The phrase the mystery of godliness, found in 1 Timothy 3:16, is part of an introduction to an ancient hymn. In the English Standard Version, the verse reads this way: “Great indeed, we confess, is the mystery of godliness: He was manifested in the flesh, vindicated by the Spirit, seen by angels, proclaimed among the nations, believed on in the world, taken up in glory.” Other translations speak of “the mystery from which true godliness springs” (NIV) and “the great mystery of our faith” (NLT). The words that follow in 1 Timothy 3:16 explain the mystery of godliness: God became flesh and lived among us (cf. John 1:1, 14).
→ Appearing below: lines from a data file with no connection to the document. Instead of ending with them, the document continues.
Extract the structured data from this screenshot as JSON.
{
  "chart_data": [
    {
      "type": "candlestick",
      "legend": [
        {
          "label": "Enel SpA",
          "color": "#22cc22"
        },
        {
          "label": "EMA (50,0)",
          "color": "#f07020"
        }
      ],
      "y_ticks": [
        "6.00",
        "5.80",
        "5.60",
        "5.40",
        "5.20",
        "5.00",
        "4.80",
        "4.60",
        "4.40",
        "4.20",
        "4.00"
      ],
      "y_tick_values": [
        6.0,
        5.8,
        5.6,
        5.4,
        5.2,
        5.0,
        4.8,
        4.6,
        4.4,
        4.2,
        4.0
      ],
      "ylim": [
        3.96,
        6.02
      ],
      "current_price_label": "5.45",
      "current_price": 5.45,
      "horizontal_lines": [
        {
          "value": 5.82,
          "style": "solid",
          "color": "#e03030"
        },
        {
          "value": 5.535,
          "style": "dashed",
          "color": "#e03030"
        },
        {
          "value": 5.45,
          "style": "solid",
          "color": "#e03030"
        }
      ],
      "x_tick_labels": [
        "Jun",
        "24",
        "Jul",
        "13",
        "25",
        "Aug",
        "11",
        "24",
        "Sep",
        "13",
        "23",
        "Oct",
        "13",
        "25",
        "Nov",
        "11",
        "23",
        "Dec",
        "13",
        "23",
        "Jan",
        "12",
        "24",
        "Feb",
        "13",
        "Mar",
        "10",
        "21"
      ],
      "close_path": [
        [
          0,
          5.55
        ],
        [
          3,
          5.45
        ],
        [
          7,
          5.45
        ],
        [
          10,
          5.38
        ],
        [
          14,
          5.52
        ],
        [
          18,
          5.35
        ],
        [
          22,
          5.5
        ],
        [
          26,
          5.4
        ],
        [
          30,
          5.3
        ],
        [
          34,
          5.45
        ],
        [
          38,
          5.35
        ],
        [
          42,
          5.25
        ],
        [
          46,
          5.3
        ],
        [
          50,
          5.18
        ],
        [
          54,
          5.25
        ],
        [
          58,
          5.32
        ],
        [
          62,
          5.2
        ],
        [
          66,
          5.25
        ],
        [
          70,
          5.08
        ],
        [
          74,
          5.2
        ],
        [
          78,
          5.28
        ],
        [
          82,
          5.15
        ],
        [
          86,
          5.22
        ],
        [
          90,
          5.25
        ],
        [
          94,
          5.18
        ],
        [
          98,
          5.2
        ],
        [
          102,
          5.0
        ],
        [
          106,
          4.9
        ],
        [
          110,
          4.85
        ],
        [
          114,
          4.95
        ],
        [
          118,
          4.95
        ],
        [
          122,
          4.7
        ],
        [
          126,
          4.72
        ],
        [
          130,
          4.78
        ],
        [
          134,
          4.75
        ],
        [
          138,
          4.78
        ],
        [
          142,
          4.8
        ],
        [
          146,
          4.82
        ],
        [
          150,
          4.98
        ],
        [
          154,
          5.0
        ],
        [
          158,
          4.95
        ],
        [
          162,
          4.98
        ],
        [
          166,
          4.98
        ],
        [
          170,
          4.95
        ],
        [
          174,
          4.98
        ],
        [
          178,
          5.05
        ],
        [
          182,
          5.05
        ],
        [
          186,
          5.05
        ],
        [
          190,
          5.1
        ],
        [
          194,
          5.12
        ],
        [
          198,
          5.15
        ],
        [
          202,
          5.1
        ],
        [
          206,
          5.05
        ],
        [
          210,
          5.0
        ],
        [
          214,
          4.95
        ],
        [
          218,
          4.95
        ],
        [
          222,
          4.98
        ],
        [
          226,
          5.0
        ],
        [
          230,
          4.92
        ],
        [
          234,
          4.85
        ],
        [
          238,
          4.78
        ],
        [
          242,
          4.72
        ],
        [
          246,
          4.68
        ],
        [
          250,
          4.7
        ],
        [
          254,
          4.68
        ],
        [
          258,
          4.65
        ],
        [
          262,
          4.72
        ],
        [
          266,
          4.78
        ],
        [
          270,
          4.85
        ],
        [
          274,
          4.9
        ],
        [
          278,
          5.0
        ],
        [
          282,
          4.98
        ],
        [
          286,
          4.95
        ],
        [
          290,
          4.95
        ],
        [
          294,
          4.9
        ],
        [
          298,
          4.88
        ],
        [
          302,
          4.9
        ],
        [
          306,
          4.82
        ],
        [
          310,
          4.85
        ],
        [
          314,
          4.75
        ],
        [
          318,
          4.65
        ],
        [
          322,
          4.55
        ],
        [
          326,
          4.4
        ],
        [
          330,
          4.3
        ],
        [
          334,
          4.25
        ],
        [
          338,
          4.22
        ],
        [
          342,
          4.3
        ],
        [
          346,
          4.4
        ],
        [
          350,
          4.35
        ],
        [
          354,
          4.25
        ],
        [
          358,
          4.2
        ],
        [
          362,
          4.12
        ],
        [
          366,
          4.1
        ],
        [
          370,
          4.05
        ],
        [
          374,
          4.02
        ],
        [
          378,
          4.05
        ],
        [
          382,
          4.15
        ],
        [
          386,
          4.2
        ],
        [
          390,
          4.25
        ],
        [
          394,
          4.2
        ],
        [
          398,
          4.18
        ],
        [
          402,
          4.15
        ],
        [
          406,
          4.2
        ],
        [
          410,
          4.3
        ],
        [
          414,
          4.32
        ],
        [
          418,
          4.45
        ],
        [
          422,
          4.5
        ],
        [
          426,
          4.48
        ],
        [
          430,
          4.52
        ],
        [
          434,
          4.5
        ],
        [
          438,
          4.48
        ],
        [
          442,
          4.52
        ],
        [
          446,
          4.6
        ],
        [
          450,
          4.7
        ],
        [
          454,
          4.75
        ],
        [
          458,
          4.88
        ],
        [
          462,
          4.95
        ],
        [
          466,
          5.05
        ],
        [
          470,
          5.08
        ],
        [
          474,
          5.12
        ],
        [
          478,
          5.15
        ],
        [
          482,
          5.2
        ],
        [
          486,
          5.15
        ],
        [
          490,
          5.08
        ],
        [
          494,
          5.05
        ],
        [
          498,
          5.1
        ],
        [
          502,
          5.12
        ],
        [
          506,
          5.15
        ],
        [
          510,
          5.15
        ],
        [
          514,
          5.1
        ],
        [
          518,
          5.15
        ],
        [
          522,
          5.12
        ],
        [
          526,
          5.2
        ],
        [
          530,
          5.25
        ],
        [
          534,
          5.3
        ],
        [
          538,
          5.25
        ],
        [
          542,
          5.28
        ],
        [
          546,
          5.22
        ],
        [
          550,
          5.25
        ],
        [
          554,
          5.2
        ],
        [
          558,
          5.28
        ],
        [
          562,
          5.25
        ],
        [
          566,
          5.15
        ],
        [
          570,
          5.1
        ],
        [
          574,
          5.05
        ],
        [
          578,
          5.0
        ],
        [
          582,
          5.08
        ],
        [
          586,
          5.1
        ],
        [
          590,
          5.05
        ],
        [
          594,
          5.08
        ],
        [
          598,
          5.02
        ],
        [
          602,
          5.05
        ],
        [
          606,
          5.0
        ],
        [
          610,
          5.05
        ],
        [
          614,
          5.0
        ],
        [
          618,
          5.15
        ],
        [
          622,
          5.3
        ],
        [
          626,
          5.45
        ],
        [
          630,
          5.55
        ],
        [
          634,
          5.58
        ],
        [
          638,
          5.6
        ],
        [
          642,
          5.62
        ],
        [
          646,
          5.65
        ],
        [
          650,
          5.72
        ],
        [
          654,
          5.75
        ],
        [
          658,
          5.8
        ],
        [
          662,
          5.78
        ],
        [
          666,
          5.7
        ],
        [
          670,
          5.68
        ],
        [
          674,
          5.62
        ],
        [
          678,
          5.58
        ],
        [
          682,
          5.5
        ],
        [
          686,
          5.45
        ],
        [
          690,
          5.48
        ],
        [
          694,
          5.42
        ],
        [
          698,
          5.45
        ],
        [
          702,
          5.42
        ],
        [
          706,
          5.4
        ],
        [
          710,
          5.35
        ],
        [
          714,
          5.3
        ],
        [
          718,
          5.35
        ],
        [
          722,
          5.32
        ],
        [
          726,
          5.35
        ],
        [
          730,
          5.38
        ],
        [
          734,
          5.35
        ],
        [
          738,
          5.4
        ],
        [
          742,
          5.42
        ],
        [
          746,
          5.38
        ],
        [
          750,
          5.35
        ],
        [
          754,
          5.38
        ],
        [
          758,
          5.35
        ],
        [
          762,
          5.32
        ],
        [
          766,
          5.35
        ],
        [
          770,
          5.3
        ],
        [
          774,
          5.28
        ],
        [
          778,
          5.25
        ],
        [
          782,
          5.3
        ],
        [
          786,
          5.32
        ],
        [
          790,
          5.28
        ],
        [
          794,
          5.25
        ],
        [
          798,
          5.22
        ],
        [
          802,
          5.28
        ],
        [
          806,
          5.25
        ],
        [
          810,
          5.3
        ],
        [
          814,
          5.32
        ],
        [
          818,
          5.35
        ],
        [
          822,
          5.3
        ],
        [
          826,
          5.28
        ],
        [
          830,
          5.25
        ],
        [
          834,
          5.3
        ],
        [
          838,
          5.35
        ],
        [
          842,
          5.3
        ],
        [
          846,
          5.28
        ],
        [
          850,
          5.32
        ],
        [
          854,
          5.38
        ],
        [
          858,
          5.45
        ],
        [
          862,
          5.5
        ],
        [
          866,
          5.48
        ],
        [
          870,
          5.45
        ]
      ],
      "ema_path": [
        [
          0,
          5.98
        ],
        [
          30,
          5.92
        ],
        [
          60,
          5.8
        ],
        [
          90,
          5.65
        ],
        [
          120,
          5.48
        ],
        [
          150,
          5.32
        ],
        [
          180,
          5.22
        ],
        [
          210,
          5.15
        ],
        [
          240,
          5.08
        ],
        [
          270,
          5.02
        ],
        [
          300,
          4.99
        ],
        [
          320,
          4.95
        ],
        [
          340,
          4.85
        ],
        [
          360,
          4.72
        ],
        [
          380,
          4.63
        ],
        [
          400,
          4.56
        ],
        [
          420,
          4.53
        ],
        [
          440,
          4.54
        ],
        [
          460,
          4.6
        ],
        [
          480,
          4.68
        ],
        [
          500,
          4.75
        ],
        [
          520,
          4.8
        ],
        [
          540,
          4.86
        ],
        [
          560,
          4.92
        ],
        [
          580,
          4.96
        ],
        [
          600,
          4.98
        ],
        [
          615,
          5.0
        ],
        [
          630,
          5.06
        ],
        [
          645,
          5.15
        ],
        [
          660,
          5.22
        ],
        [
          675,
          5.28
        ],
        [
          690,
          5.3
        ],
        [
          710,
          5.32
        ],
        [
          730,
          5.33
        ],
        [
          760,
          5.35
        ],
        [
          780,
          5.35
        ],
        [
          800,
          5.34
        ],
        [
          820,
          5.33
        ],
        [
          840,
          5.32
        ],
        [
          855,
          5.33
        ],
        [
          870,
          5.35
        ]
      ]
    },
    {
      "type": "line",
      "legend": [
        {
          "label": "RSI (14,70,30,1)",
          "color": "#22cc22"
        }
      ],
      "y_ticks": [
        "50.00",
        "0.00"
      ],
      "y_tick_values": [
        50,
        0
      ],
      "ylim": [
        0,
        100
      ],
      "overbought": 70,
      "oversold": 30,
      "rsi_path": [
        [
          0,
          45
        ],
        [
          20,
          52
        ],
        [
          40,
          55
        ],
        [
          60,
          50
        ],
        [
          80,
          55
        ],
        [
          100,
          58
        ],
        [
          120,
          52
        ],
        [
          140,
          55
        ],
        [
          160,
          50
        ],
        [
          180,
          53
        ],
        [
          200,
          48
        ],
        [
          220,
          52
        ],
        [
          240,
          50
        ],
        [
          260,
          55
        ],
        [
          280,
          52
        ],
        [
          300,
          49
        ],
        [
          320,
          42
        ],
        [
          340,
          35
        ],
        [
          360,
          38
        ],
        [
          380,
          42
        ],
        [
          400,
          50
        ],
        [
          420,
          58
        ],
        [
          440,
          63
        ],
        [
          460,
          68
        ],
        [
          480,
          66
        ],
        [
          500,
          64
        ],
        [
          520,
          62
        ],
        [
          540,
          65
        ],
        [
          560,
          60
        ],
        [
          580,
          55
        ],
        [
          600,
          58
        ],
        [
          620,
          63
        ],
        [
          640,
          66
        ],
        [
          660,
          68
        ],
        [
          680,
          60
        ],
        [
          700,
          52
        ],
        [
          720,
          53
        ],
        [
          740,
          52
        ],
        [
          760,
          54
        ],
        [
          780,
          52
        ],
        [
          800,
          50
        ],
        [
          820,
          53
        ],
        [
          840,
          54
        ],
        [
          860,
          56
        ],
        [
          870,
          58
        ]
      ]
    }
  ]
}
The Greek word musterion (“mystery”), when used in the New Testament, refers to the things of God that were once hidden but were later revealed through Christ and the coming of the Holy Spirit (Acts 2:4). A mystery is that which can only be known through the revelation of God (Romans 16:25–26; Colossians 1:26–27). It is something that in times past had been hidden but is now revealed to God’s people. Jesus spoke of “the mystery of the kingdom of God” (Mark 4:11, NAS) that He was at that time revealing to His disciples. The apostle Paul used the word mystery 21 times in his epistles: the mystery of God (Colossians 2:2), the mystery of faith (1 Timothy 3:9), the mystery of iniquity (2 Thessalonians 2:7), etc. In each case, the “mystery” involved a declaration of spiritual truth, revealed by God through divine inspiration. The New English Translation of 1 Timothy 3:16 speaks of the mystery of godliness as an “amazing revelation” concerning our faith.
The Greek word translated “godliness” in most English translations means “a proper response to the things of God, which produces obedience and righteous living.” As He walked this earth, Jesus was the embodiment of pure godliness, which led Him to lay down His life for unworthy sinners (John 10:18). His life was dedicated to the glory of the Father, and He always did what pleased Him (John 8:29). Christians pursue godliness when we follow the example of Jesus in dedicating every decision to the glory of God (1 Corinthians 10:31). Godliness is not a suggestion; it is a command (1 Peter 1:15–16; Hebrews 12:14).
The mystery of godliness is the heart of the Christian faith. The hymn that Paul records in 1 Timothy 3:16 contains a summation of Jesus’ ministry. The godliness of God’s Son is now to be reflected in us. Christianity is not a system of rules and actions that must be performed to appease a deity. At the heart of Christianity is the mystery of godliness—the fact that God took on human flesh to live among the people He created (Philippians 2:5–11). As a Son, Jesus remained completely obedient to His Father in heaven and then offered Himself as a perfect sacrifice in our place (John 10:18; Hebrews 4:15; 2 Corinthians 5:21). God then raised Him from the dead, thereby conquering death for all who trust in Him (Matthew 28:6; 1 Corinthians 15:3–7, 13–14, 55). Because Jesus took our place, sinful humans may be declared righteous before God and be “born again” (John 3:3). The new birth is spiritual and results in a change of heart that produces true godliness (2 Corinthians 5:17; 1 John 3:8–10). How a life is transformed is the mystery of godliness and is comprehended only through the revelation of God in Christ. “Beyond all question, the mystery from which true godliness springs is great” (1 Timothy 3:16).